La jornada, realizada en el Colegio Asisclo de Ávila Torres, se consolidó como uno de los eventos principales de la campaña “Santo Pescao” durante la temporada de cuaresma.
El encuentro puso sobre la mesa una realidad contundente, la pesca artesanal aporta una proporción significativa del pescado que se consume en Colombia, lo que convierte a estas comunidades en actores fundamentales para la seguridad alimentaria del país. En ese contexto, la iniciativa busca posicionar a Cartagena como una “Ciudad de Pescadores”, no solo desde lo cultural, sino como una apuesta económica sostenible.

Un sancocho para reconectar a Cartagena con su mar
El evento giró alrededor de un sancocho colectivo preparado con productos frescos provenientes de la pesca local. Esta preparación sirvió como punto de encuentro entre productores y consumidores, en medio de una creciente preocupación por el aumento del consumo de pescado importado en la ciudad.
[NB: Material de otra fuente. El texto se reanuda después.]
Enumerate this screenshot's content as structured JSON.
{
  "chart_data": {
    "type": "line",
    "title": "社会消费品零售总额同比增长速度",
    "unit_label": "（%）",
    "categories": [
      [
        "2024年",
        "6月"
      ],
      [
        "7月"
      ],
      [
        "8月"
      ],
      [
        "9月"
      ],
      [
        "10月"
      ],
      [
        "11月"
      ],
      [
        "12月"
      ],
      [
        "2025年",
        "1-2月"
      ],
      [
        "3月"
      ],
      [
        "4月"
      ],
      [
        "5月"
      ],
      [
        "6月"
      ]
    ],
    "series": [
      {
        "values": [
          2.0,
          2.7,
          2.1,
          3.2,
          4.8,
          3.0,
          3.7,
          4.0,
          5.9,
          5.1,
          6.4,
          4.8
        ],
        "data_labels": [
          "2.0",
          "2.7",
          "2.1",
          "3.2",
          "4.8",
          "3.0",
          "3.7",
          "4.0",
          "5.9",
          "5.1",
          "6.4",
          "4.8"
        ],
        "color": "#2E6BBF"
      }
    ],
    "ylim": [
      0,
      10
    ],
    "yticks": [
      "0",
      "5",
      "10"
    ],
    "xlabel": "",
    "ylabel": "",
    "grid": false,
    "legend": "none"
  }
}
Desde la Fundación Eduardoño se reiteró la importancia de promover el consumo de especies locales, no solo por su frescura y calidad, sino por el impacto directo que tiene en las comunidades que dependen de esta actividad. La apuesta también apunta a generar conciencia entre empresarios del sector gastronómico para fortalecer las cadenas de abastecimiento local.
La jornada contó con la participación del chef Juan del Mar, quien se sumó tanto a la cocina como a la mesa, en un gesto que simbolizó el puente entre la alta gastronomía y los saberes tradicionales de los pescadores.

Durante el encuentro, se destacó que el desarrollo turístico de Cartagena debe ir de la mano con el reconocimiento de quienes sostienen la economía del mar.
“Hoy Bocachica nos recuerda que Cartagena no es solo una postal de murallas, sino una comunidad que vive del mar. Buscamos que el pescador artesanal sea reconocido como un socio estratégico”, afirmó Eduardo Díaz Uribe, representante de la Fundación Eduardoño.
Líderes comunitarios coincidieron en que este tipo de espacios dignifican un oficio históricamente invisibilizado. Además, resaltaron que la articulación entre organizaciones sociales, sector privado y comunidad es clave para impulsar un modelo de desarrollo basado en el turismo de origen.
Por su parte, Beatriz Salas, directora de la Corporación Desarrollo y Paz del Canal del Dique Ciudad Costera, señaló que “Santo Pescao” ha permitido conectar directamente a pescadores con restaurantes, fortaleciendo la economía local bajo principios de equidad y sostenibilidad.